Enjoy more grains in your diet with this simple recipe from Derval O'Rourke's book, The Fit Foodie. This recipe is mostly assembly so takes all of 5 minutes to make. A quick and easy salad, perfect for a light lunch or dinner.
Quinoa is not the only grain I eat for lunch. I love brown rice, wild rice and basmati too. I often purposely cook more rice than I need, so that I have leftovers to play with. If you’re precooking grains to be used in a cold salad, remember to cool the cooked grains as quickly as possible and store them in the fridge until you need them. It is true that making this Three-Grain Salad means being prepared. But if you can do a little planning and have all of the ingredients to hand, I promise it will be worth your while.

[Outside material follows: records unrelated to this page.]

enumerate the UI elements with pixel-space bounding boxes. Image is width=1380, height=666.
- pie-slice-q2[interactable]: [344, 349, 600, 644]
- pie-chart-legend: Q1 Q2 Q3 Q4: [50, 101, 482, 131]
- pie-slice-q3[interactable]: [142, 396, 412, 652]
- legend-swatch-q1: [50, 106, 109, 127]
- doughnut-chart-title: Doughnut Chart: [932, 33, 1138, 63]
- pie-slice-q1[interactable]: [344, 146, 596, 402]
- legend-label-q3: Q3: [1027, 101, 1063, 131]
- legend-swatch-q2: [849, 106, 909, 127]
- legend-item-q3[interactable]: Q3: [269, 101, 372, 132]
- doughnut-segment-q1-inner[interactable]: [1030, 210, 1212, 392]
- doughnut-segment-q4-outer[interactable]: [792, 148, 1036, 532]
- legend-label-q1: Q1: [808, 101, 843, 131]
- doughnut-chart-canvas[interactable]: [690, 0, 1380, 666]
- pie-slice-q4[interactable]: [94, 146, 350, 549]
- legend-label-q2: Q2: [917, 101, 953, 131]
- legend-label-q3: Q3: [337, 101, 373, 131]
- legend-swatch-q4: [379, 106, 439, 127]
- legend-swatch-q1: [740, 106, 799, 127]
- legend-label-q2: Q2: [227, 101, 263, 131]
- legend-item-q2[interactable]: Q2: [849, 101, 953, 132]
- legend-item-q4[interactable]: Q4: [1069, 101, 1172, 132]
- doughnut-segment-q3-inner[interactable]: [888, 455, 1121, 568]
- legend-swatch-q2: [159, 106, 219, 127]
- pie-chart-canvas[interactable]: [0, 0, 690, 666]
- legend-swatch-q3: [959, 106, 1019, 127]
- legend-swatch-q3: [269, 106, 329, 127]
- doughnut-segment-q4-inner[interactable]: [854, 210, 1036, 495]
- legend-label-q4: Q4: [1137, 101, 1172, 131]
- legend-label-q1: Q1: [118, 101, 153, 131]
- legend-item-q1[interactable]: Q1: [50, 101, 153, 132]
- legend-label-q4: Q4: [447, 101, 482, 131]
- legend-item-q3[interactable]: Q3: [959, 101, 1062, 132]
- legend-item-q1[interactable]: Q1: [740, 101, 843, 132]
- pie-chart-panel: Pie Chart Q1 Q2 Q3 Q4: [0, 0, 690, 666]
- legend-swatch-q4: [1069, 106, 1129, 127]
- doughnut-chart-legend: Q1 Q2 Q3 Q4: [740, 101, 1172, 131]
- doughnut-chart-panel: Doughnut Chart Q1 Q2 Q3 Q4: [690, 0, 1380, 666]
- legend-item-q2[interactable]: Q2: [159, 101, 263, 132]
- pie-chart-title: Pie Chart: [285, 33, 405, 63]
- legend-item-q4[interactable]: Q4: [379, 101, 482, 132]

|100g||brown rice, cooked and cooled (100g is the weight before cooking)|
|100g||quinoa, cooked and cooled (100g is the weight before cooking)|
|100g||wild rice, cooked and cooled (100g is the weight before cooking)|
|1||butternut squash, peeled, deseeded, cubed, roasted and cooled|
|3||roasted peppers, sliced and cooled|
|1||pomegranate, seeds only|
|100g||seeds (pumpkin and sunflower work well)|
|a handful of mint leaves, chopped|
Store all of the cooled ingredients separately in the fridge until needed.
When you are ready to serve, toss the cooled ingredients together in a large bowl. Divide the salad between serving plates. Sprinkle over the seeds and mint. Squeeze over some lemon juice and serve without delay.